Les symptômes de la maladie de Parkinson peuvent être améliorés pendant de nombreuses années par le traitement et la kinésithérapie. Malheureusement, il n’existe pas, à ce jour, de traitement curatif. C’est pourquoi il est important de mieux comprendre les facteurs de risque de la maladie pour essayer de mettre en œuvre des stratégies de prévention avant l’apparition de cette pathologie.

C’est pourquoi l’équipe Exposome et Hérédité a décidé de mettre en œuvre un nouveau programme de recherche sur la maladie de Parkinson chez les femmes de la cohorte E3N.

Méthodologie

A partir des auto-déclarations des participantes et les remboursements de médicaments antiparkinsoniens, les chercheurs ont identifié les femmes qui ont développé une maladie de Parkinson entre 1990 et 2018.

Les dossiers médicaux de ces femmes ont été obtenus en contactant leurs neurologues ou généralistes. Ces dossiers ont été revus et discutés par un comité d’experts pour atteindre un consensus (61% des diagnostics). 

Quand les dossiers médicaux n’étaient pas disponibles, les chercheurs ont utilisé un algorithme validé, basé sur les remboursements de médicaments antiparkinsoniens et les consultations médicales (39% des diagnostics).

Les chercheurs ont ainsi pu : 

  • identifier 1 200 femmes ayant développé une maladie de Parkinson au cours de suivi et calculer l’incidence de la maladie (0,5 pour 1 000 personnes-années) qu’ils ont comparée à des taux d’incidence de référence, avec une excellente cohérence, ce qui est en faveur de la validité de leur approche.

 Taux d'incidence de la maladie de Parkinson chez les femmes E3N (1992-2018)

Incidence Parkinson femmes

Lignes pointillées : estimations ponctuelles

Zones ombrées : intervalles de confiance à 95 % (IC).

Courbe rouge : taux d'incidence chez les femmes E3N de 1992 à 2018

Courbe grise : taux d’incidence chez les femmes d'Europe de l'Ouest selon le Global burden of disease (https://www.healthdata.org/gbd/2019) de 1992 à 2018

 

  • estimer le risque qu’une femme âgée de 50 ans a de développer une maladie de Parkinson avant l’âge de 90 ans, si elle survit jusqu’à cet âge : il est de 2,4%. Ces chiffres sont inédits pour la France.

 

Grâce à sa très grande taille et à son long suivi de près de 30 ans, E3N représente aujourd’hui l’étude de cohorte ayant permis d’identifier le plus grand nombre de femmes atteintes de cette maladie au monde, ce qui permet maintenant d’envisager de nombreux projets de recherche sur les facteurs de risque de cette maladie.

 

Projets de recherche

Plusieurs projets ont d’ores et déjà débuté grâce aux financements obtenus de l’Agence nationale de la recherche (ANR), la fondation américaine Michael J. Fox Foundation (MJFF), France Parkinson, l’Université Paris-Saclay et l’Institut pour la Recherche en Santé Publique (Iresp). 

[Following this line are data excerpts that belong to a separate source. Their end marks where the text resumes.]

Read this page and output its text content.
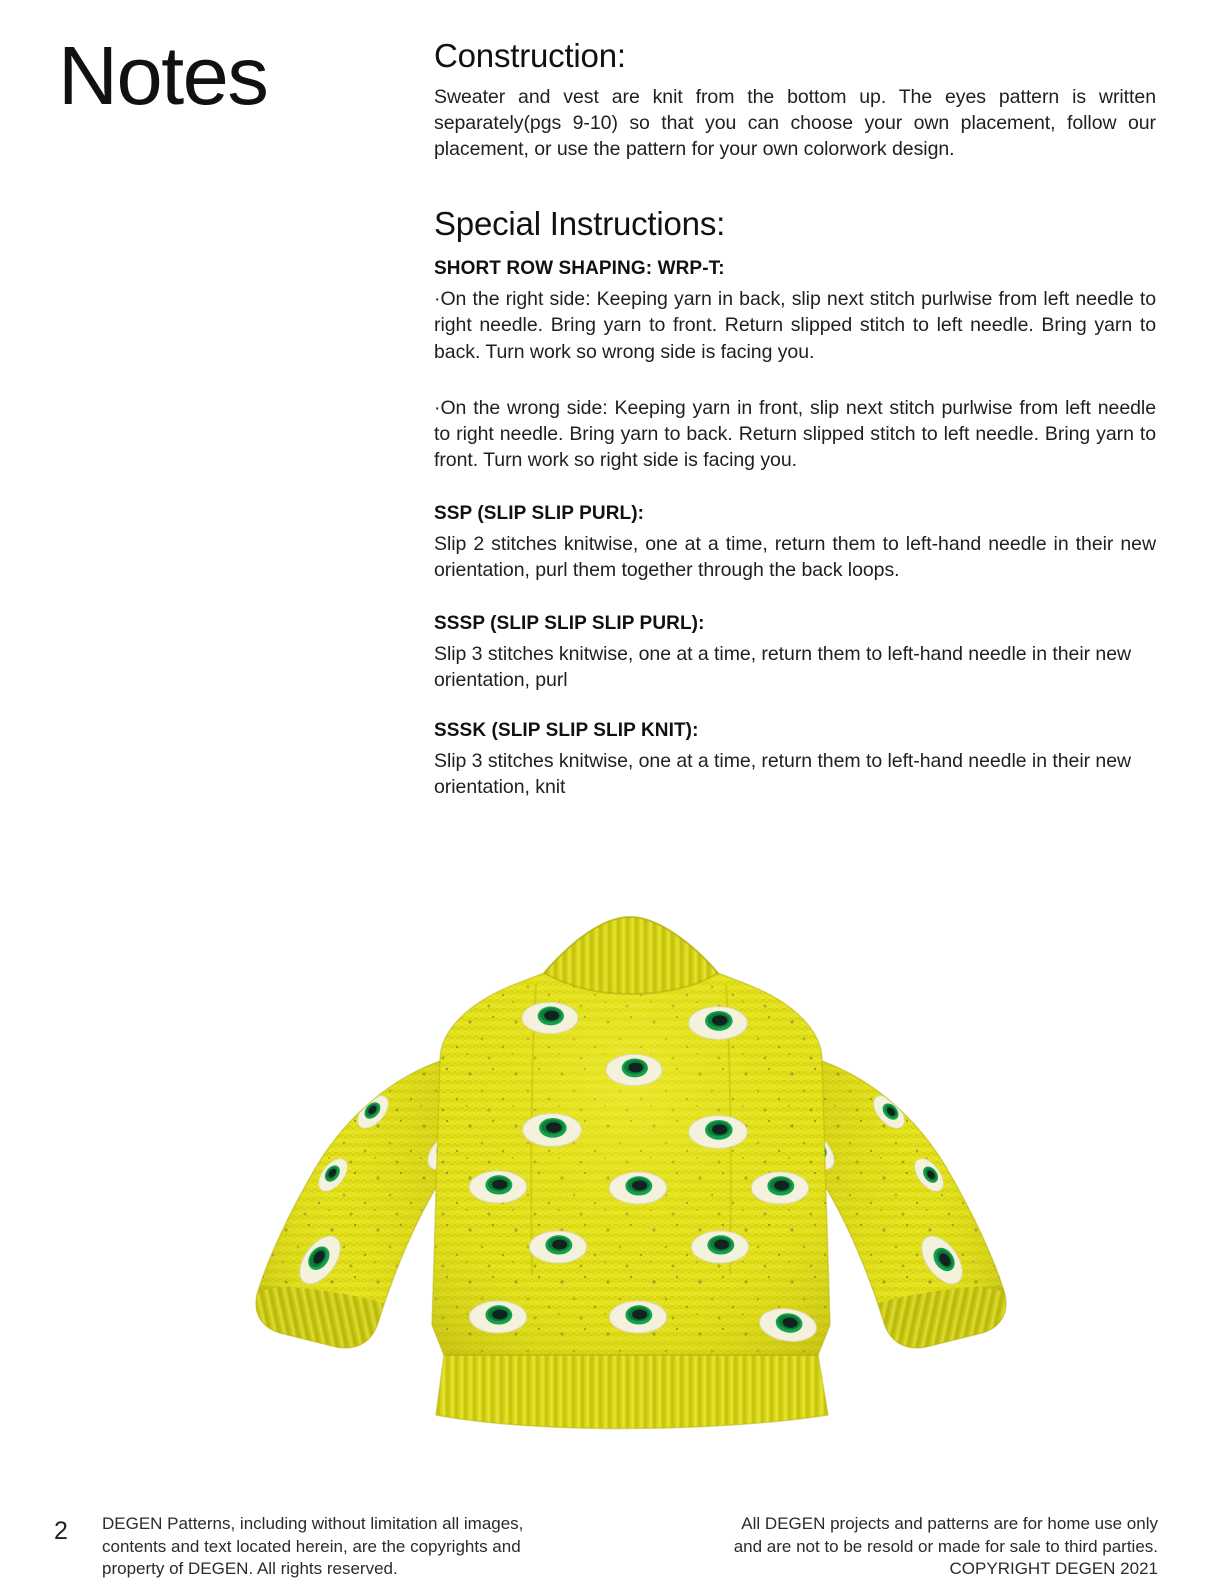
Notes	Construction:

Sweater and vest are knit from the bottom up. The eyes pattern is written separately(pgs 9-10) so that you can choose your own placement, follow our placement, or use the pattern for your own colorwork design.

Special Instructions:
SHORT ROW SHAPING: WRP-T:

·On the right side: Keeping yarn in back, slip next stitch purlwise from left needle to right needle. Bring yarn to front. Return slipped stitch to left needle. Bring yarn to back. Turn work so wrong side is facing you.

·On the wrong side: Keeping yarn in front, slip next stitch purlwise from left needle to right needle. Bring yarn to back. Return slipped stitch to left needle. Bring yarn to front. Turn work so right side is facing you.

SSP (SLIP SLIP PURL):

Slip 2 stitches knitwise, one at a time, return them to left-hand needle in their new orientation, purl them together through the back loops.

SSSP (SLIP SLIP SLIP PURL):

Slip 3 stitches knitwise, one at a time, return them to left-hand needle in their new orientation, purl

SSSK (SLIP SLIP SLIP KNIT):

Slip 3 stitches knitwise, one at a time, return them to left-hand needle in their new orientation, knit

2 DEGEN Patterns, including without limitation all images,
contents and text located herein, are the copyrights and
property of DEGEN. All rights reserved.
All DEGEN projects and patterns are for home use only
and are not to be resold or made for sale to third parties.
COPYRIGHT DEGEN 2021
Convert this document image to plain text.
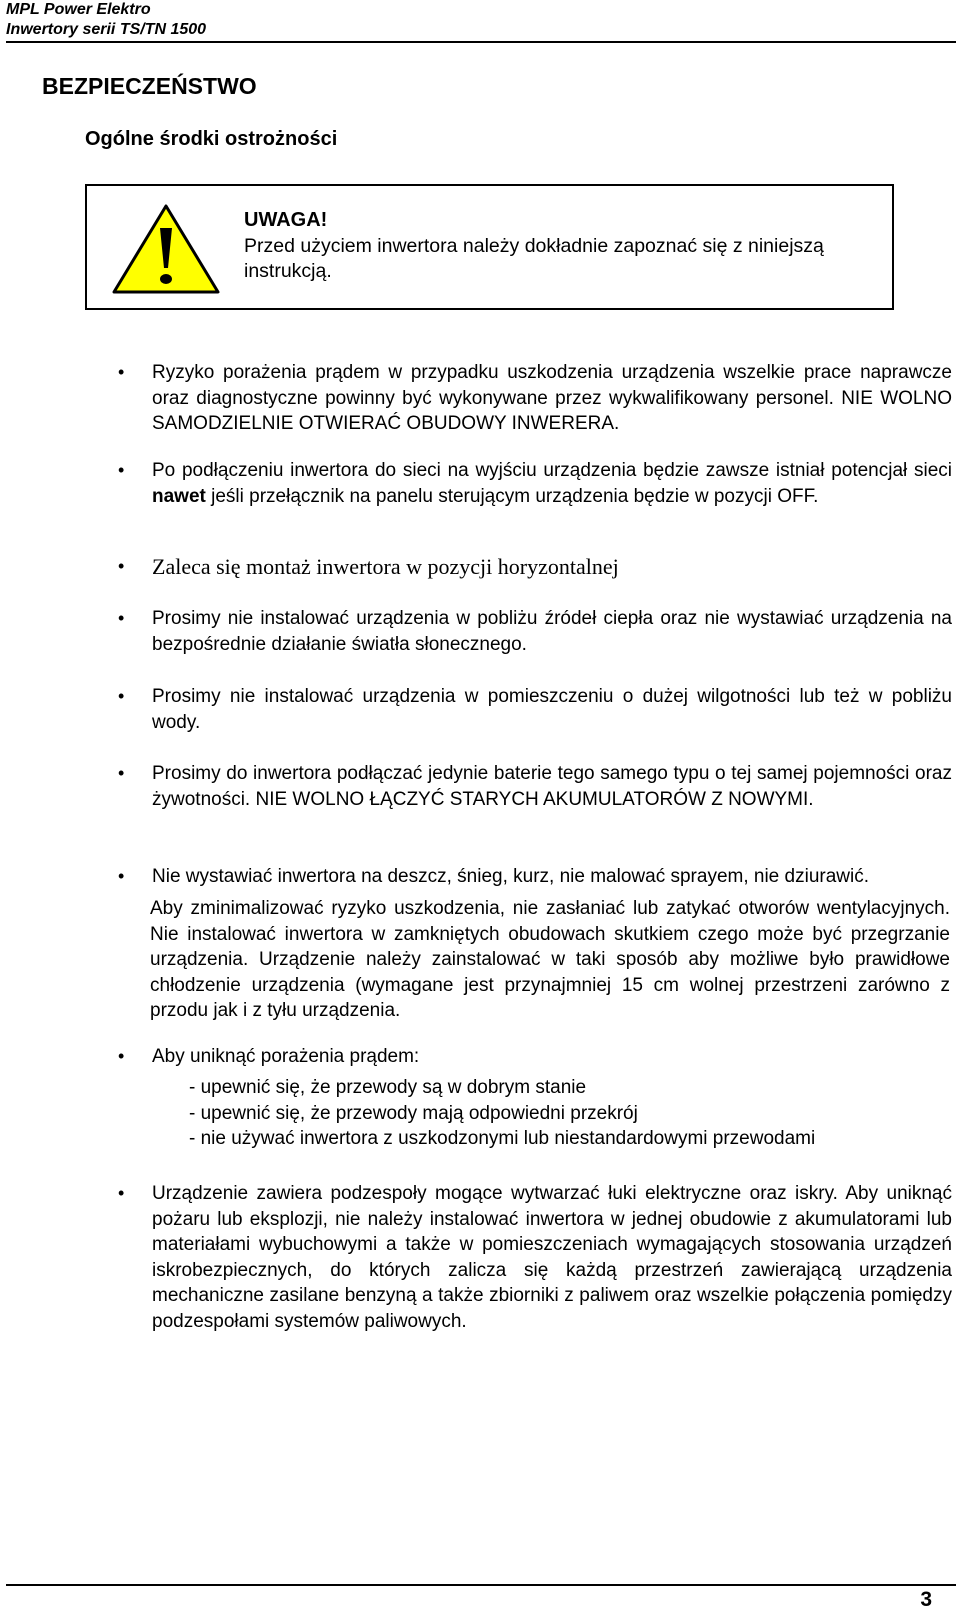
MPL Power Elektro
Inwertory serii TS/TN 1500
BEZPIECZEŃSTWO
Ogólne środki ostrożności
UWAGA!
Przed użyciem inwertora należy dokładnie zapoznać się z niniejszą instrukcją.
• Ryzyko porażenia prądem w przypadku uszkodzenia urządzenia wszelkie prace naprawcze oraz diagnostyczne powinny być wykonywane przez wykwalifikowany personel. NIE WOLNO SAMODZIELNIE OTWIERAĆ OBUDOWY INWERERA.
• Po podłączeniu inwertora do sieci na wyjściu urządzenia będzie zawsze istniał potencjał sieci nawet jeśli przełącznik na panelu sterującym urządzenia będzie w pozycji OFF.
• Zaleca się montaż inwertora w pozycji horyzontalnej
• Prosimy nie instalować urządzenia w pobliżu źródeł ciepła oraz nie wystawiać urządzenia na bezpośrednie działanie światła słonecznego.
• Prosimy nie instalować urządzenia w pomieszczeniu o dużej wilgotności lub też w pobliżu wody.
• Prosimy do inwertora podłączać jedynie baterie tego samego typu o tej samej pojemności oraz żywotności. NIE WOLNO ŁĄCZYĆ STARYCH AKUMULATORÓW Z NOWYMI.
• Nie wystawiać inwertora na deszcz, śnieg, kurz, nie malować sprayem, nie dziurawić.
Aby zminimalizować ryzyko uszkodzenia, nie zasłaniać lub zatykać otworów wentylacyjnych. Nie instalować inwertora w zamkniętych obudowach skutkiem czego może być przegrzanie urządzenia. Urządzenie należy zainstalować w taki sposób aby możliwe było prawidłowe chłodzenie urządzenia (wymagane jest przynajmniej 15 cm wolnej przestrzeni zarówno z przodu jak i z tyłu urządzenia.
• Aby uniknąć porażenia prądem:
- upewnić się, że przewody są w dobrym stanie
- upewnić się, że przewody mają odpowiedni przekrój
- nie używać inwertora z uszkodzonymi lub niestandardowymi przewodami
• Urządzenie zawiera podzespoły mogące wytwarzać łuki elektryczne oraz iskry. Aby uniknąć pożaru lub eksplozji, nie należy instalować inwertora w jednej obudowie z akumulatorami lub materiałami wybuchowymi a także w pomieszczeniach wymagających stosowania urządzeń iskrobezpiecznych, do których zalicza się każdą przestrzeń zawierającą urządzenia mechaniczne zasilane benzyną a także zbiorniki z paliwem oraz wszelkie połączenia pomiędzy podzespołami systemów paliwowych.
3
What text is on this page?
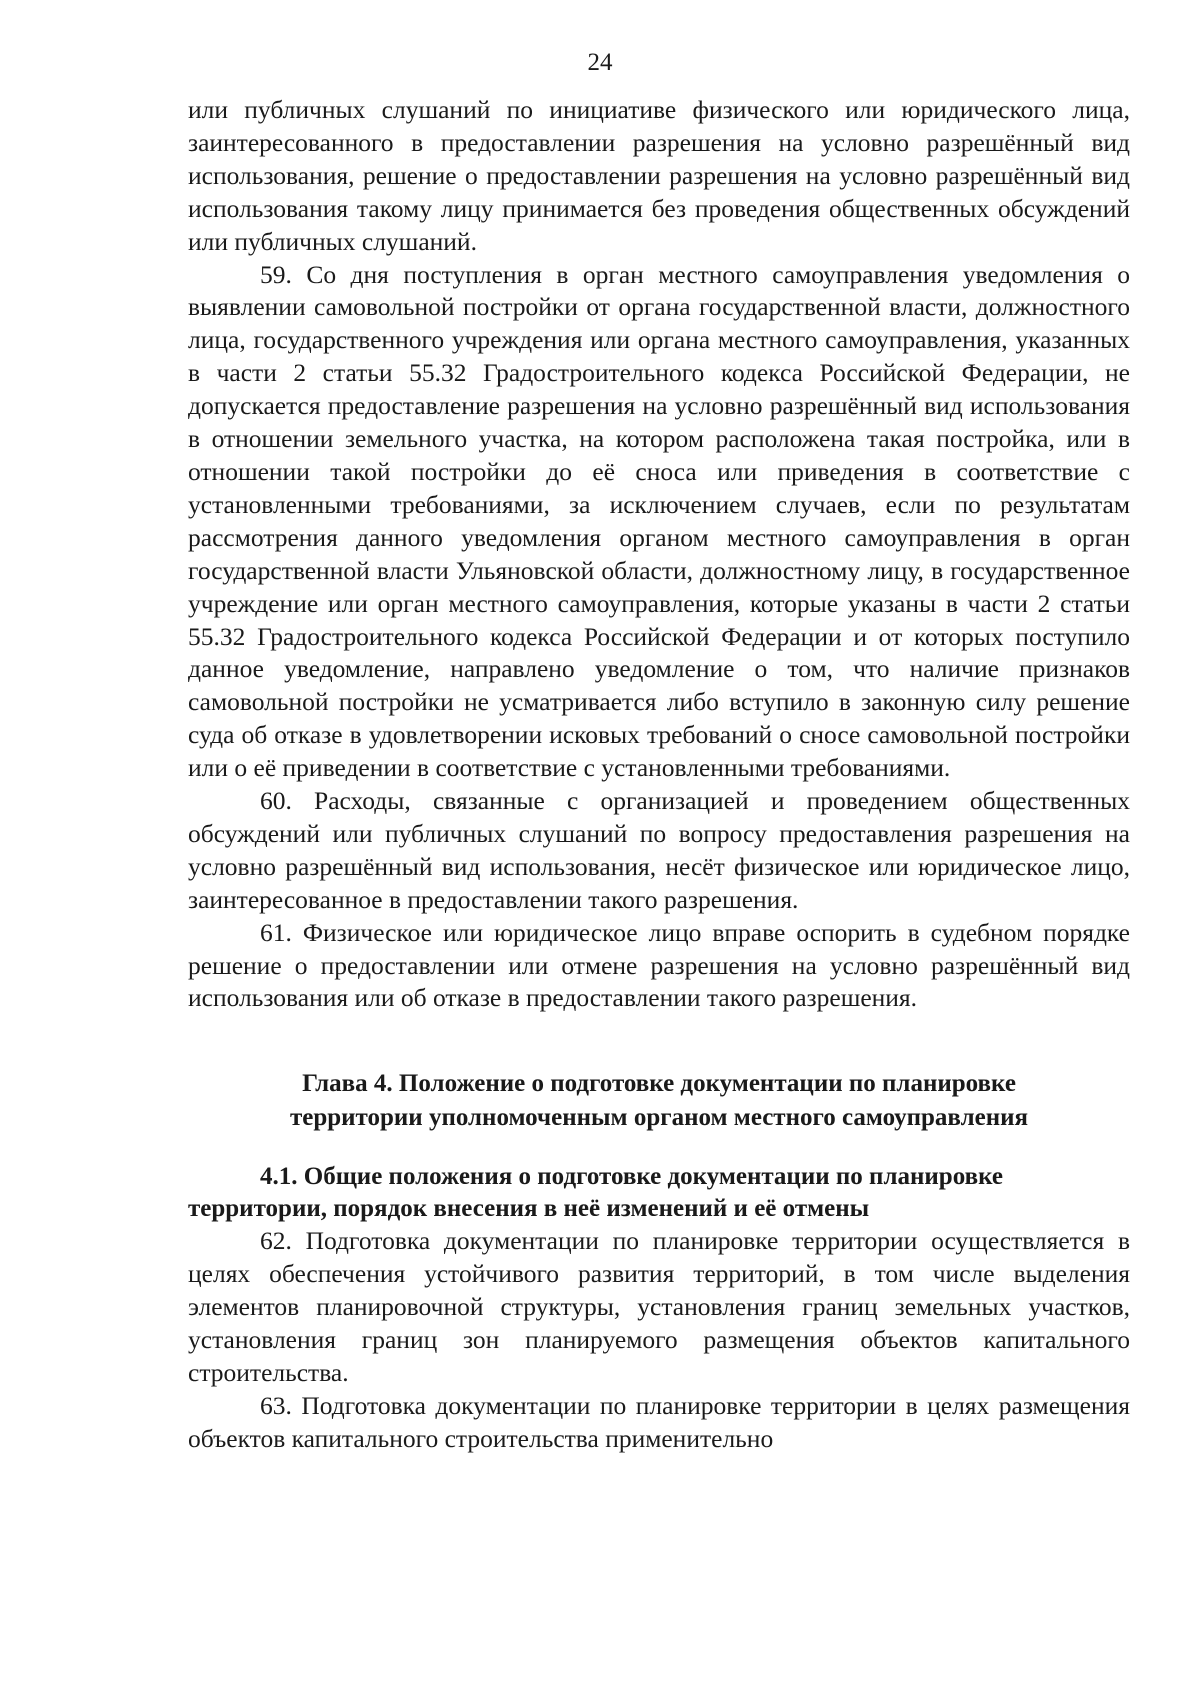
24

или публичных слушаний по инициативе физического или юридического лица, заинтересованного в предоставлении разрешения на условно разрешённый вид использования, решение о предоставлении разрешения на условно разрешённый вид использования такому лицу принимается без проведения общественных обсуждений или публичных слушаний.

59. Со дня поступления в орган местного самоуправления уведомления о выявлении самовольной постройки от органа государственной власти, должностного лица, государственного учреждения или органа местного самоуправления, указанных в части 2 статьи 55.32 Градостроительного кодекса Российской Федерации, не допускается предоставление разрешения на условно разрешённый вид использования в отношении земельного участка, на котором расположена такая постройка, или в отношении такой постройки до её сноса или приведения в соответствие с установленными требованиями, за исключением случаев, если по результатам рассмотрения данного уведомления органом местного самоуправления в орган государственной власти Ульяновской области, должностному лицу, в государственное учреждение или орган местного самоуправления, которые указаны в части 2 статьи 55.32 Градостроительного кодекса Российской Федерации и от которых поступило данное уведомление, направлено уведомление о том, что наличие признаков самовольной постройки не усматривается либо вступило в законную силу решение суда об отказе в удовлетворении исковых требований о сносе самовольной постройки или о её приведении в соответствие с установленными требованиями.

60. Расходы, связанные с организацией и проведением общественных обсуждений или публичных слушаний по вопросу предоставления разрешения на условно разрешённый вид использования, несёт физическое или юридическое лицо, заинтересованное в предоставлении такого разрешения.

61. Физическое или юридическое лицо вправе оспорить в судебном порядке решение о предоставлении или отмене разрешения на условно разрешённый вид использования или об отказе в предоставлении такого разрешения.

Глава 4. Положение о подготовке документации по планировке
территории уполномоченным органом местного самоуправления
4.1. Общие положения о подготовке документации по планировке
территории, порядок внесения в неё изменений и её отмены

62. Подготовка документации по планировке территории осуществляется в целях обеспечения устойчивого развития территорий, в том числе выделения элементов планировочной структуры, установления границ земельных участков, установления границ зон планируемого размещения объектов капитального строительства.

63. Подготовка документации по планировке территории в целях размещения объектов капитального строительства применительно
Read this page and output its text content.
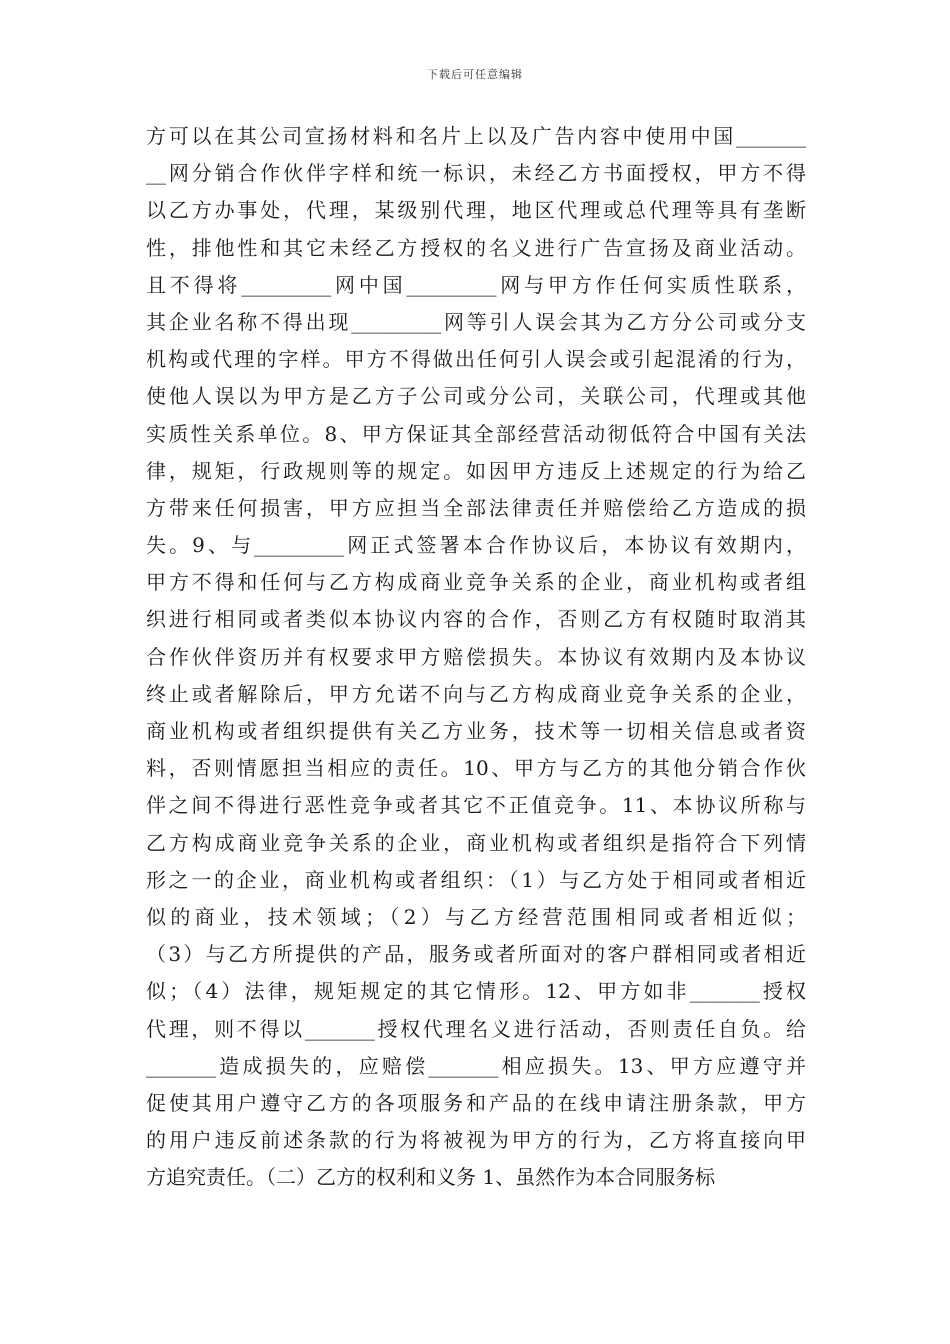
下载后可任意编辑
方可以在其公司宣扬材料和名片上以及广告内容中使用中国_______
__网分销合作伙伴字样和统一标识，未经乙方书面授权，甲方不得
以乙方办事处，代理，某级别代理，地区代理或总代理等具有垄断
性，排他性和其它未经乙方授权的名义进行广告宣扬及商业活动。
且不得将_________网中国_________网与甲方作任何实质性联系，
其企业名称不得出现_________网等引人误会其为乙方分公司或分支
机构或代理的字样。甲方不得做出任何引人误会或引起混淆的行为，
使他人误以为甲方是乙方子公司或分公司，关联公司，代理或其他
实质性关系单位。8、甲方保证其全部经营活动彻低符合中国有关法
律，规矩，行政规则等的规定。如因甲方违反上述规定的行为给乙
方带来任何损害，甲方应担当全部法律责任并赔偿给乙方造成的损
失。9、与_________网正式签署本合作协议后，本协议有效期内，
甲方不得和任何与乙方构成商业竞争关系的企业，商业机构或者组
织进行相同或者类似本协议内容的合作，否则乙方有权随时取消其
合作伙伴资历并有权要求甲方赔偿损失。本协议有效期内及本协议
终止或者解除后，甲方允诺不向与乙方构成商业竞争关系的企业，
商业机构或者组织提供有关乙方业务，技术等一切相关信息或者资
料，否则情愿担当相应的责任。10、甲方与乙方的其他分销合作伙
伴之间不得进行恶性竞争或者其它不正值竞争。11、本协议所称与
乙方构成商业竞争关系的企业，商业机构或者组织是指符合下列情
形之一的企业，商业机构或者组织：（1）与乙方处于相同或者相近
似的商业，技术领域；（2）与乙方经营范围相同或者相近似；
（3）与乙方所提供的产品，服务或者所面对的客户群相同或者相近
似；（4）法律，规矩规定的其它情形。12、甲方如非_______授权
代理，则不得以_______授权代理名义进行活动，否则责任自负。给
_______造成损失的，应赔偿_______相应损失。13、甲方应遵守并
促使其用户遵守乙方的各项服务和产品的在线申请注册条款，甲方
的用户违反前述条款的行为将被视为甲方的行为，乙方将直接向甲
方追究责任。（二）乙方的权利和义务 1、虽然作为本合同服务标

Ces premiers projets ont pour objectif de mieux comprendre le rôle des caractéristiques de la vie reproductive et des expositions hormonales, des médicaments prescrits pour d’autres maladies qui pourraient jouer un rôle neuroprotecteur, de l’alimentation, du poids ou encore de l’activité physique.

A travers ces projets, dont les résultats seront communiqués au fur et à mesure, l’équipe Exposome et hérédité espère pouvoir contribuer à améliorer la compréhension de cette maladie neurologique, dont l’origine demeure mystérieuse, et identifier des pistes prometteuses pour sa prévention.

Nous remercions très sincèrement toutes les participantes E3N qui nous ont permis de mener à bien ce travail en nous communiquant les coordonnées de leurs médecins pour que nous puissions obtenir leur dossier médical et en répondant régulièrement aux questionnaires de l’étude.

 

Pour en savoir plus Canonico M, Artaud F, Degaey I, Moisan F, Kabore R, Portugal B, Nguyen TTH, Pesce G, Boutron-Ruault MC, Roze E, Elbaz A. Incidence of Parkinson's disease in French women from the E3N cohort study over 27 years of follow-up. Eur J Epidemiol. 2022 Mar 14.